Dynamics of Revolving D-Branes at Short Distances

TL;DR

This paper investigates the effective potential between revolving D-branes across all distances using a novel partial modular transformation method, revealing threshold correction cancellations that could impact supersymmetry breaking and hierarchy problem solutions.

Contribution

Introduces an efficient partial modular transformation technique to approximate open string amplitudes with high accuracy, enabling analysis of D-brane interactions at all distances.

Findings

Threshold corrections to the moduli field cancel out.

The method achieves less than 3% error in amplitude approximation.

Results suggest a mechanism for addressing the hierarchy problem.

Abstract

We study the behavior of the effective potential between revolving D$p$-branes at all ranges of the distance $r$, interpolating $r \gg l_s$ and $r \ll l_s$ ($l_s$ is the string length).
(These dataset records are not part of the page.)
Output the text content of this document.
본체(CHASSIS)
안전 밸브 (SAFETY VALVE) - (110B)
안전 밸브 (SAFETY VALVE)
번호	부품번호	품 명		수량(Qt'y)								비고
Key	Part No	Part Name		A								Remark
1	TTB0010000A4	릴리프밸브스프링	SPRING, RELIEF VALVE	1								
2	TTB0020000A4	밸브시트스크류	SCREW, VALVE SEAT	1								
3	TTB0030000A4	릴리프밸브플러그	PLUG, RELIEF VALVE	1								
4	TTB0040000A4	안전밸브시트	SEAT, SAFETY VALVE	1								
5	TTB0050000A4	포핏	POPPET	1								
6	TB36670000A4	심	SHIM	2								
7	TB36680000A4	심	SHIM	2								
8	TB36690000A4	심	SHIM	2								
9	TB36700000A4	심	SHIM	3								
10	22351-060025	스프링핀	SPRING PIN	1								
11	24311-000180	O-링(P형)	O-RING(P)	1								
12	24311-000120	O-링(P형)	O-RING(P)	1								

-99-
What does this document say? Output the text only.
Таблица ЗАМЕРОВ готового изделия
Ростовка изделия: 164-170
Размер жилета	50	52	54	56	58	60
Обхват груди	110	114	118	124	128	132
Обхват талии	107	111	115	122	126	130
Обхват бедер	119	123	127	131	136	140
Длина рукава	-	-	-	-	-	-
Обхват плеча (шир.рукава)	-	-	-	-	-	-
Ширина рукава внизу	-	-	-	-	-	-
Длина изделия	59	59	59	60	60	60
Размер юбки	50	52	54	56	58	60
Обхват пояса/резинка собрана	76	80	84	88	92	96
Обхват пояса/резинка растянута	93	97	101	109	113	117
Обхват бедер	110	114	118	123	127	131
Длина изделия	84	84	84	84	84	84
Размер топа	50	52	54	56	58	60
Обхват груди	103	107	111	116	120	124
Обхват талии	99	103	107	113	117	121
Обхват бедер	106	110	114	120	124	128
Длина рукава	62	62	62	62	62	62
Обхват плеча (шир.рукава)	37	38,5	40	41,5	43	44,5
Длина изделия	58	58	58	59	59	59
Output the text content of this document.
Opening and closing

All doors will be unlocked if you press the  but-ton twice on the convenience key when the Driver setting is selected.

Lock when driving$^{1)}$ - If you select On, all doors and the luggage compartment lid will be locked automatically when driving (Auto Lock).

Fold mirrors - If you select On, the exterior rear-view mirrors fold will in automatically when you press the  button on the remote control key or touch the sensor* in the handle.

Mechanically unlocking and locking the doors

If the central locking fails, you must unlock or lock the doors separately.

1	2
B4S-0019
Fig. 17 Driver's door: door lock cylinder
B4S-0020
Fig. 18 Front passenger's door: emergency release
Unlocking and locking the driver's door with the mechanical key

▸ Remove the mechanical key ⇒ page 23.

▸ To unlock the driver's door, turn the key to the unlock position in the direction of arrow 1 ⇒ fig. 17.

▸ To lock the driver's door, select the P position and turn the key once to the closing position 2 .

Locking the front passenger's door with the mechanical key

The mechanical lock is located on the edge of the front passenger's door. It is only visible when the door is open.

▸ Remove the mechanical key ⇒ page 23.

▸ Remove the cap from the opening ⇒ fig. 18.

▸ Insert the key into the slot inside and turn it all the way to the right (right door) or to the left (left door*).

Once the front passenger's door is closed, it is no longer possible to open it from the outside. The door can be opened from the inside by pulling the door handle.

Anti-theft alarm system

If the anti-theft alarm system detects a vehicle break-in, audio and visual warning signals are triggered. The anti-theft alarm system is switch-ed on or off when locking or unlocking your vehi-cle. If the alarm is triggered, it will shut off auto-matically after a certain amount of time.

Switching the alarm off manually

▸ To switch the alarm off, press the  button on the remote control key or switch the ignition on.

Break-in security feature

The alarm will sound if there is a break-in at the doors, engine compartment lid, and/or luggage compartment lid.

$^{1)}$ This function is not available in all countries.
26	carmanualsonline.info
Since the one-loop open string amplitude cannot be calculated exactly, we instead employ an efficient method of $\it{ partial\ modular\ transformation}$. The method is to perform the modular transformation partially in the moduli parameter and rewrite the amplitude into a sum of contributions from both of the open and closed string massless modes. It is nevertheless free from the double counting and can approximate the open string amplitudes with less than $3\%$ accuracy. From the D-brane effective field theory point of view, this amounts to calculating the one-loop threshold corrections of infinitely many open string massive modes. We show that threshold corrections to the $\omega^2 r^2$ term of the moduli field $r$ cancel among them, where $\omega$ is the angular frequency of the revolution and sets the scale of supersymmetry breaking. This cancellation suggests a possibility to solve the hierarchy problem of the Higgs mass in high scale supersymmetry breaking models.